II Presently before the Court are motions by Dohan and Hasty to dismiss the third-party complaint for lack of personal jurisdiction, or alternatively for failure to state a claim on which relief can be granted. The jurisdictional issue involves

complex and unsettled areas of law. On the other hand, analysis under Rule 12(b)(6) is straightforward and dispositive. The Court therefore chooses to assume personal jurisdiction in order to rule on the 12(b)(6) challenge. See SPV Osus Ltd. v. UBS AG, 882 F.3d 333, 346 (2d Cir. 2018) (Calabresi, J., concurring)

(advising courts “to assume personal jurisdiction arguendo and direct a dismissal with prejudice for failure to state a claim . . . as a means of preventing waste of judicial resources” when faced with a complex personal jurisdiction issue and a

readily determinable and dispositive 12(b)(6) question). “To survive a motion to dismiss [under Rule 12(b)(6)], a complaint must contain sufficient factual matter, accepted as true, to ‘state a claim to relief that is plausible on its face.’” Ashcroft v.
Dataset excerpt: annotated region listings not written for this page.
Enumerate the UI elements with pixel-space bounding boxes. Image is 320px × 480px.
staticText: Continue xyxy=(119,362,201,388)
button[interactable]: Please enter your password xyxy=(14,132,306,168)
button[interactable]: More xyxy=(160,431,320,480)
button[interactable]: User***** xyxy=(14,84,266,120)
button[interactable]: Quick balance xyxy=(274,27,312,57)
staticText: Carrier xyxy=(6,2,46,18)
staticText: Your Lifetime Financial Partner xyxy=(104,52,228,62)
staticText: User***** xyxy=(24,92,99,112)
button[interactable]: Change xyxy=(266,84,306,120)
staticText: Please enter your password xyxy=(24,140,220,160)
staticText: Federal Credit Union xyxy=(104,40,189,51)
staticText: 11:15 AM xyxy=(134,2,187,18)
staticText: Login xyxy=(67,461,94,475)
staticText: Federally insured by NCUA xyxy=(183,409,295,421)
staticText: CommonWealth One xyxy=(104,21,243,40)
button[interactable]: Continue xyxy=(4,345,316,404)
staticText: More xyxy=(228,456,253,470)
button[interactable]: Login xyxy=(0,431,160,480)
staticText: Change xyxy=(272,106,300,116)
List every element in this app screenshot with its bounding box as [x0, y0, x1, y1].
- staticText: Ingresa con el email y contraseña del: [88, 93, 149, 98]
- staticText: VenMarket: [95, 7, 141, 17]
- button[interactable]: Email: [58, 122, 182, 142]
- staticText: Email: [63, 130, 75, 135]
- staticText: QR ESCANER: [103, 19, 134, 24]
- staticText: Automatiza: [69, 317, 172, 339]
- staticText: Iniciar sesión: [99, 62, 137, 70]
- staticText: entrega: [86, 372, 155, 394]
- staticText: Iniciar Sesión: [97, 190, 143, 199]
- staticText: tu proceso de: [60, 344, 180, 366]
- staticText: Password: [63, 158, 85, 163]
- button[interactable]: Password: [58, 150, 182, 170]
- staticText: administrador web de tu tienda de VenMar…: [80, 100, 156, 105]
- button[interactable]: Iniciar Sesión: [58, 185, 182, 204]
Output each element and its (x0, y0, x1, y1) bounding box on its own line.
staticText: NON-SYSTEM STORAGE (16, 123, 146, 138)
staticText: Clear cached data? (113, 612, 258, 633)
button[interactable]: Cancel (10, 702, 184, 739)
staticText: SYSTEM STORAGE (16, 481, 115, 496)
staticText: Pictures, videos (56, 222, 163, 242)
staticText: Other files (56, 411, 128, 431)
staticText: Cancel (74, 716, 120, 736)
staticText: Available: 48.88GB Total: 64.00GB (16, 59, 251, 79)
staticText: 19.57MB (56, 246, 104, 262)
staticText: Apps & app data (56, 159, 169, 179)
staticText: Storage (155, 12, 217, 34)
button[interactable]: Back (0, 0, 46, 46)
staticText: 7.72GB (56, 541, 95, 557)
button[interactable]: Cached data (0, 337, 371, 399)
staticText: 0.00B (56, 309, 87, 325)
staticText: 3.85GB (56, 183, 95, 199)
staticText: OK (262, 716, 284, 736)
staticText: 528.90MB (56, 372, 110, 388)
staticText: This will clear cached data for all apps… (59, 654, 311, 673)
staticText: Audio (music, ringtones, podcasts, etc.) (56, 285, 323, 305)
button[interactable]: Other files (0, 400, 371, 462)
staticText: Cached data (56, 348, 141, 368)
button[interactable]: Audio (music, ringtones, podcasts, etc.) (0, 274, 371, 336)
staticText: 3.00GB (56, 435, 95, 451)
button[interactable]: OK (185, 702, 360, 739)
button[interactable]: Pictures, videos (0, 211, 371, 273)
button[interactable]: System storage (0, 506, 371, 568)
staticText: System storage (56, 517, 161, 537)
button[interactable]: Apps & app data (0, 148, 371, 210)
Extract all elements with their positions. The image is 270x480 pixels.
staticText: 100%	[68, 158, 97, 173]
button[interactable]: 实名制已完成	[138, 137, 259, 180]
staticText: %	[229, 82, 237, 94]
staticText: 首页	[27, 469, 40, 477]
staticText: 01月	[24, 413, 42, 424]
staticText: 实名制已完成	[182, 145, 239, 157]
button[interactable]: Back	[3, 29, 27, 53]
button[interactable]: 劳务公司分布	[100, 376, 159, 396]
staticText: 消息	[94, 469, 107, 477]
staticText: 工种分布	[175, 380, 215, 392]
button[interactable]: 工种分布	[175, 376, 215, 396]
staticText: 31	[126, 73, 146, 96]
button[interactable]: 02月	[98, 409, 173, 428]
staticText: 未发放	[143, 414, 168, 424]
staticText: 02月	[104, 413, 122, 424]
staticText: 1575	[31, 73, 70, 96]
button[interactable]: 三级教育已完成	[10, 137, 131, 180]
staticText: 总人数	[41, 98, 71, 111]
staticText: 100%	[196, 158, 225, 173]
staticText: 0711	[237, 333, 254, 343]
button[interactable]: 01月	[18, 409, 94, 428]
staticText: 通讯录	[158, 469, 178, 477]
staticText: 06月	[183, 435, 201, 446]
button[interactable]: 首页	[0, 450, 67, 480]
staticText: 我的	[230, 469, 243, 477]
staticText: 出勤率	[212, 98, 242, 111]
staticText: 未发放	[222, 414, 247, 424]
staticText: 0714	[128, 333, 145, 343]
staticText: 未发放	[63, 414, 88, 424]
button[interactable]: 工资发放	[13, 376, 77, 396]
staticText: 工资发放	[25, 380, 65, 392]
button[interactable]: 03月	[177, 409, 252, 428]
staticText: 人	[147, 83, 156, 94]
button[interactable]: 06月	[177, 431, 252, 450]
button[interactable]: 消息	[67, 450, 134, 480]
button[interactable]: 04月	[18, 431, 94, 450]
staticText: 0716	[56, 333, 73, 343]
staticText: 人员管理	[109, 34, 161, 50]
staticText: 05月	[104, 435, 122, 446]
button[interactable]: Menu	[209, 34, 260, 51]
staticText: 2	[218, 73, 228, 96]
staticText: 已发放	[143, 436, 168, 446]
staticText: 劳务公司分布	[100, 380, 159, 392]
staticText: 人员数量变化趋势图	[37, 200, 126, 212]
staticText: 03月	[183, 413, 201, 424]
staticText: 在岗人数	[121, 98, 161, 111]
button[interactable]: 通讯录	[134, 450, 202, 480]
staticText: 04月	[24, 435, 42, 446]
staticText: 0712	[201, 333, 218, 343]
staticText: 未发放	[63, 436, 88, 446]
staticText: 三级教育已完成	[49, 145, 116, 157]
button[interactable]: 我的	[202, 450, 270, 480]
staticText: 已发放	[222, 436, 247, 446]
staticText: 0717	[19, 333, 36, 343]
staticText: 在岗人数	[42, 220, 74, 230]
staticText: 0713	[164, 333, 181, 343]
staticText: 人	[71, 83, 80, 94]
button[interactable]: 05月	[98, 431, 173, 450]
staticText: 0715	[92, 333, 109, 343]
Iqbal, 556 U.S. 662, 678 (2009) (quoting Bell

Atl. Corp. v. Twombly, 550 U.S. 544, 570 (2007)). A claim is facially plausible when “the plaintiff pleads factual content that allows the court to draw the reasonable inference that the defendant is liable for the misconduct alleged.” Id.

(citing Twombly, 550 U.S. at 556). The parties offer three protracted, conflicting choice-of-law analyses in disputing whether New York or Florida substantive law governs the third-party claims. However, these are of no consequence for the 12(b)(6) analysis—

Kleinhendler’s fraud claim fails under federal pleading rules, while the outcome of his malpractice claim would be the same under New York and Florida law. A. Contribution for Fraud Dohan and Hasty attack Kleinhendler’s claim for contribution for fraud on

the basis that it is not pleaded with particularity under Federal Rule of Civil Procedure 9(b). To survive a motion to dismiss, fraud claims must “(1) specify the statements that the plaintiff contends were fraudulent, (2) identify the speaker, (3)

state where and when the statements were made, and (4) explain why the statements were fraudulent.” United States ex rel. Ladas v. Exelis, Inc., 824 F.3d 16, 25 (2d Cir. 2016) (quoting Shields v. Citytrust Bancorp, Inc., 25 F.3d 1124, 1128 (2d Cir. 1994)).